George Halfpenny laughed.
‘I’m a rickshaw driver,’ he said. ‘That’s what I do for a living.’ He grinned at me, and I saw that nobody in his life had ever given a thought to his teeth. ‘We are coolies in our own land now, Detective,’ he said. ‘This is the gig economy. We are men who work with our hands in a land where nothing gets made any more. We are men with strong backs with nothing to carry, a warrior race with brave hearts and nobody to fight. We are factory workers after all the factories have closed down.’
Adams was right.
He really did love to hear the sound of his own voice.
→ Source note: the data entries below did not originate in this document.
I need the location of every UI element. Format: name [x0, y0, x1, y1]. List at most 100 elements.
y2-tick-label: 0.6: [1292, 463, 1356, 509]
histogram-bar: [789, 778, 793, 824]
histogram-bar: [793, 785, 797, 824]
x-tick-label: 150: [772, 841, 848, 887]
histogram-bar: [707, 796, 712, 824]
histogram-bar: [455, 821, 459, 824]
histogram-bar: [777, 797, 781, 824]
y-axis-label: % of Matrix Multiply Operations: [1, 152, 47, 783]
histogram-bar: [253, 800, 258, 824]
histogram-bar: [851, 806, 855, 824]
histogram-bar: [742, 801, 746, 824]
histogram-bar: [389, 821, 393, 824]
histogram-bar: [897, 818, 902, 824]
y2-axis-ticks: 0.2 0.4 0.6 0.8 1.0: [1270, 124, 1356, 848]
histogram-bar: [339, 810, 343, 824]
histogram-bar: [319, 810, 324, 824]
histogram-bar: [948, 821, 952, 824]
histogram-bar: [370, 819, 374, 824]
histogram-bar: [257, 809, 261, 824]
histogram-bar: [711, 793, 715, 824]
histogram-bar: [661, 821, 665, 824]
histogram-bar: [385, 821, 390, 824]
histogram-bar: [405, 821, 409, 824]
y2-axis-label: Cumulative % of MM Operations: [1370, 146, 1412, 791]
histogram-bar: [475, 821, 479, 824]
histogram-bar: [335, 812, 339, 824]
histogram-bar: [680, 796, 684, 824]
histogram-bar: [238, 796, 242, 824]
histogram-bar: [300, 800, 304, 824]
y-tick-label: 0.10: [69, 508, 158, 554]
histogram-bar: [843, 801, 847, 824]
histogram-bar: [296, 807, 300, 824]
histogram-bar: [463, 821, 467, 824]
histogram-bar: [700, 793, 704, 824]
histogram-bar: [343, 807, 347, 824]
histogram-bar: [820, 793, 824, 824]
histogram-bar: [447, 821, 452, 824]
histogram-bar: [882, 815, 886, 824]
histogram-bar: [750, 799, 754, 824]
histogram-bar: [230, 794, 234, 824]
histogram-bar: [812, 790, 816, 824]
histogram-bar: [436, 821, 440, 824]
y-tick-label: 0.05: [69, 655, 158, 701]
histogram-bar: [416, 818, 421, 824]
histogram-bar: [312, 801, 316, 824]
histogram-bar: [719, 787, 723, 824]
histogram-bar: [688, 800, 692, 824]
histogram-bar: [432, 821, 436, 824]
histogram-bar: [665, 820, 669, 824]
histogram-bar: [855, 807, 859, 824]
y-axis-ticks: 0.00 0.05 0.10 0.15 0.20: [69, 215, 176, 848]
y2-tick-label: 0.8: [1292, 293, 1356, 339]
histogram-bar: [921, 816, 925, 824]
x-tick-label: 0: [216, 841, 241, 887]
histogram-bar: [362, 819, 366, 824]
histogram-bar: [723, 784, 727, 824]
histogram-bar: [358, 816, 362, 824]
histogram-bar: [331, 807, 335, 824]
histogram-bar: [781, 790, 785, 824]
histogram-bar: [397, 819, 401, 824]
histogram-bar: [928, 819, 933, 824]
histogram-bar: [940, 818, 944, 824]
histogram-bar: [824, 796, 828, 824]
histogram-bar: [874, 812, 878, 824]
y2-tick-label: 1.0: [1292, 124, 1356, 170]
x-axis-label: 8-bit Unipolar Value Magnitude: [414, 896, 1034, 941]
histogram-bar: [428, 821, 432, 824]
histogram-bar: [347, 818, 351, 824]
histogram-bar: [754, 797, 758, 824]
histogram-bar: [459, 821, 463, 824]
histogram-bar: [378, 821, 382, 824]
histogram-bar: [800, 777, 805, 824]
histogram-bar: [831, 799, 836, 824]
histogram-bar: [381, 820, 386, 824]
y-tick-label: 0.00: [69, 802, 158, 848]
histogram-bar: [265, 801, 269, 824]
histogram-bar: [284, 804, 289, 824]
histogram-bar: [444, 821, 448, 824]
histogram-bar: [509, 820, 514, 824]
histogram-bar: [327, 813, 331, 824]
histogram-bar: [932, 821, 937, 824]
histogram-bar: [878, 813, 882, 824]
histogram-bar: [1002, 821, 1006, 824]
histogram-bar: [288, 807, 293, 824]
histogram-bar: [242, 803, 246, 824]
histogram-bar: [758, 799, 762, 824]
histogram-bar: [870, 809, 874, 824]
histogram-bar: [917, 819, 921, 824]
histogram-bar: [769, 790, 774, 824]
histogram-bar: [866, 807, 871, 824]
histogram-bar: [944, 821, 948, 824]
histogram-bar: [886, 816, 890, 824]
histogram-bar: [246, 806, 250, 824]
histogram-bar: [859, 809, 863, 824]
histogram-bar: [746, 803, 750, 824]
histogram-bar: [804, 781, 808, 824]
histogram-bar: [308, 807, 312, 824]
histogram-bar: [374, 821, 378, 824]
‘Save the speech for the next performance,’ I said. ‘Listen, son, as long as you don’t break the law you can do what you like. But I’ll be watching you.’
‘Thank you.’
‘He called you son,’ said his brother, shocked.
‘It’s all right, Richard,’ George Halfpenny murmured.
He looked at the tide of flowers on the street.
‘It’s fitting we are here,’ he said. ‘It feels fated. Borodino Street. I wonder how many people know this street is named after a great battlefield.’
I felt a schoolboy memory stir.
‘War and Peace,’ I said. ‘Tolstoy. Borodino was the battle in War and Peace.’ I remembered that the raid when we lost Alice Stone was codenamed Operation Tolstoy. ‘I knew it rang a bell.’
‘That was one of the battles at Borodino,’ George Halfpenny said. ‘The Russians against the French in the Napoleonic Wars in 1812, seventy thousand casualties, the bloodiest day of the Napoleonic Wars. The Battle of Borodino. And then there was the Battle of Borodino Field in 1941, the Russians against Nazi Germany on the same fields, fighting to keep the invaders from the gates of Moscow. Borodino was a sacred site of patriotic wars, the killing fields where invaders were repelled. That’s why it is so fitting for us to be here.’
‘You know your history,’ I said, only trying to be friendly as he climbed on to his rickshaw, his brother Richard sitting in the passenger seat like a stumpy potentate on a plastic throne, a protective arm around the Indian beer box.
And finally I had offended him.
‘I’m uneducated, Detective,’ George Halfpenny said, and for the first time I glimpsed the righteous fury in him. ‘But that doesn’t mean I’m stupid.’